The Romans promoted its widespread consumption and used it as a means to establish their people in new conquered land. This custom remained in roman influenced cultures through the centuries, thus developing viticulture and winemaking in most territories around the world.
Today, wine has become a significant part of a globalized lifestyle, though maintaining a very local identity and character, which makes it unique among food products and an important vehicle of communication among people.

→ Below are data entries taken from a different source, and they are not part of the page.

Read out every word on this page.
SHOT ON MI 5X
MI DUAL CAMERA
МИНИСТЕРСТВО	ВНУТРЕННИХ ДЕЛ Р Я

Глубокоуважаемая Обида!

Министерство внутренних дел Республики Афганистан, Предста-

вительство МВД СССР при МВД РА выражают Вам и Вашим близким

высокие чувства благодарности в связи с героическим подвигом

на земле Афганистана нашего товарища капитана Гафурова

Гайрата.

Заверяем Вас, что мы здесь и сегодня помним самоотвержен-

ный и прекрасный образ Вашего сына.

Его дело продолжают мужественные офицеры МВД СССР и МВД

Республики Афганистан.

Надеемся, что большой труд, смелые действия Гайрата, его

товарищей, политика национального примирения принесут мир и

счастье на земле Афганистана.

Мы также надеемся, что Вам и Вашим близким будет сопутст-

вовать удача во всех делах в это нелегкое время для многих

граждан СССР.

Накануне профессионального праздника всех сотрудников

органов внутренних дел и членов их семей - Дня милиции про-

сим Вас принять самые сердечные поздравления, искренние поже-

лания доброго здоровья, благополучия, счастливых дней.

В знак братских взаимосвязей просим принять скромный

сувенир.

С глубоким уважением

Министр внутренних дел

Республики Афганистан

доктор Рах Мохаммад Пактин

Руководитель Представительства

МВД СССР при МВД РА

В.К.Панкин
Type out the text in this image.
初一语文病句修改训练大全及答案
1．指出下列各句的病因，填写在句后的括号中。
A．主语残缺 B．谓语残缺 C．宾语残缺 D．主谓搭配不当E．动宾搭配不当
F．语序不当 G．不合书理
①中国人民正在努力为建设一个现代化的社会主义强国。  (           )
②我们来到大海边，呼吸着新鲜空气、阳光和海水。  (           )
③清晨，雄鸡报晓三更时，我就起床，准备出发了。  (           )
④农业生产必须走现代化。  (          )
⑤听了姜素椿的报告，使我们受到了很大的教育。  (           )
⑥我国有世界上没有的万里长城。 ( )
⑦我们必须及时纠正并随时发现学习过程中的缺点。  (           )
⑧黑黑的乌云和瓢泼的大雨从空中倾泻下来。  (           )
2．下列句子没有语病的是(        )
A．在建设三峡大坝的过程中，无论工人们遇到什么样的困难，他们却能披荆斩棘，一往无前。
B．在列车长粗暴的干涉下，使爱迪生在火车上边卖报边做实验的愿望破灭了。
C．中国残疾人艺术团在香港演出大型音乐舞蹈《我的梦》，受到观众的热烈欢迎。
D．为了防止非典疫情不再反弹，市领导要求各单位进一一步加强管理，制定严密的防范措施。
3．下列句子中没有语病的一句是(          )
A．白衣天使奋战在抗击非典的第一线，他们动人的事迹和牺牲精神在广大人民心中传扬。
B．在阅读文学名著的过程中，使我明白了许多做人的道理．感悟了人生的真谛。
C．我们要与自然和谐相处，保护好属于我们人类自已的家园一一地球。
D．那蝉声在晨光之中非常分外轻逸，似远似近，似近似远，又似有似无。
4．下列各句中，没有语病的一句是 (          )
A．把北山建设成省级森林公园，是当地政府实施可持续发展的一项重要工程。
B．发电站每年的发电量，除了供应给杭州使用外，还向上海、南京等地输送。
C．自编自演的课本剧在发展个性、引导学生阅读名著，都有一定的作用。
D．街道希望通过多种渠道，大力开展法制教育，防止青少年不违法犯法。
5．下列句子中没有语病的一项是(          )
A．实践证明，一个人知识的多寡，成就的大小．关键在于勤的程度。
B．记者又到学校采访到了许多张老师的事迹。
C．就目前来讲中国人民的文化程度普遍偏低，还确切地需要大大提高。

Europeans introduced vitis vinifera in the Americas through their conquest and domination. It found its more favorable habitat in temperate regions along the mountain chains in the west of the continent, where climate shows similarities with the Mediterranean. Largely used for consumption by locals, American wine (North and South) reached global consideration and reputation only in recent decades. Necessarily, this surge was founded on the understanding and communication of the unique local character of talented areas along the Andes, where a combination of climate and geological conditions offered products that matched the quality of European wines.
Express Mendoza’s top terroirs
At Chakana we understand our mission as the quest to show the World the uniqueness of the best terroirs of Mendoza, our home place. We found Paraje Altamira and Gualtallary in Valle de Uco and Agrelo in Lujan de Cuyo to be the places where authentic Argentinian wine is best produced.
We chose to use organic and biodynamic methods for our viticulture, as we understand these are the way to minimize external inputs and chemical interventions thus preserving the local conditions and expressions at its purest. Biodynamic certification further guarantees our consumers that our wines are produced from a single vineyard with a special attention to the ecological and cosmic interactions within its environment.
The names we chose for our wines reflect the complex nature and tradition of wine in the South American continent. Chakana is the Inca name of the square cross representing the Southern Cross constellation, a symbol that encloses the Andean Cosmo vision.
Inkarri, the name of our new exclusively organic and biodynamic line of wines, refers to the post Columbian myth of the Inca king. Created by the descendants of the original Quechua people subjected by the Spanish culture (the very name already incorporates a transliteration of the Spanish word Inca Rey), this myth can be interpreted as a metaphor of the resurgence of authentic wine.
Atahualpa was an Inca king that revolted against the Spanish and was dismembered and his parts buried in different places along the Andes. According to the myth he will recompose his body and come back to make justice for his people and its land. Beyond the controversial aspects of the myth, it clearly emphasizes the strong connection between culture and landscape and the need to go back to the origins to recover one’s identity.
The symbol that we use for our Inkarri labels, the Inca Pukina symbol of integration, represents the reunion of the opposites, and was used by the Pukina people, one of the tribes that formed the Inca Empire. As such, it both conveys the story of the Inca king (the need to revive the Andean identity against globalization) and the holistic approach to agriculture that biodynamic viticulture proposes. As the Andean culture was based on a quaternary order, this symbol shows two pairs and its opposites converging at a single point (Earth), an excellent synthesis of totality expressed through diversity.
We cannot think of a better way to describe wine.